I spent every summer in my hometown of Clarksville, Tennessee, with my beloved grandparents. My grandfather, John Matthews, was a man deeply respected in his community. I thought he was just another man with apple and peach orchards until I was about 10, when I discovered that "Mr. John" had been a beloved teacher, principal, and superintendent of schools. I was in college when I discovered that my darling Papa had been the superintendent during segregation, and had given deep respect and love to the black students as he did the white students. (On a historical note, my mother attended Wilma Rudolph's basketball games as a child, because she went with her father, who was superintendent at the time. If you don't know who Wilma Rudolph is, please look her up.) And while all these things were amazing to me, especially as someone who became an educator, it was his treatment of all people who came to pick up apples and peaches during those childhood summers, his respect and sense of value for everyone, regardless of race or the ability to pay...it was this legacy that made me proudest.  That he raised children in the heart of the South without prejudice and with love and respect for all people...nothing short of miraculous. 

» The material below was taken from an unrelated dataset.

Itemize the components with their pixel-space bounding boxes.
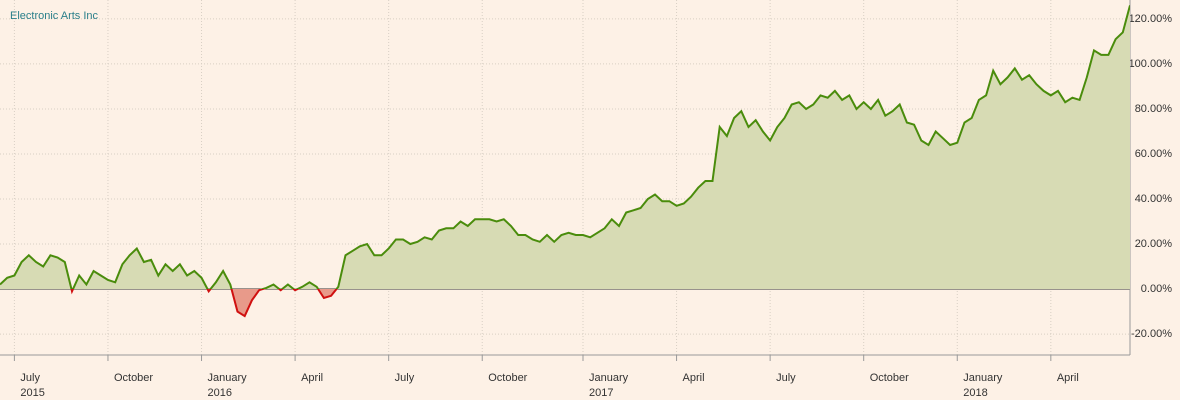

And, of course, there is my own father. His life is a tale of hard work, discipline, and being the hands and feet of Jesus in the marketplace. He has commanded respect in business and church circles my whole life, but to me, he was just Daddy. As I grew older, and I began to know and understand the things that were non-negotiables in his life--an incredible sense of ethics and morals that were intertwined with his love of business and played out in practical ways every day--I made it my goal to also be that kind of person: willing to do the right things even when they are the hard things. I saw him make choices again and again that were for the good of others--those who worked under him or his family or his church--and often, those choices were not the popular and certainly not the easiest ones. My Daddy and my Papa: they are and were Atticus. I know what it is to be Scout--to love and be loved by remarkable, upstanding men, to stand with others because my "Daddy is passing." (Yes, my favorite line of the entire book. I cried typing it.) Yes, it is this above all else that makes me love TKAM.

It is no secret that I love books. And I love many books with which I don't identify--because of their craft, their nuance, the stories they tell. But this book reminds me how proud I am of my much-loved  father and grandfather, of being from the South and all that entails and means to me personally, of those things my parents worked so hard to instill in us--love of God, of family, of others. Non-negotiables. Absolute truth in an age when many believe it doesn't exist. So thank you, Miss Lee, for this incredible book that has so touched my life and millions and millions of others. No matter what this new book has for us, TKAM has created  a world in which we can remember what it is to climb into someone else's shoes and walk around in them for a while. That there's really only one kind of folks. Folks. And that, dear lady, is a joy and a privilege. Thank you.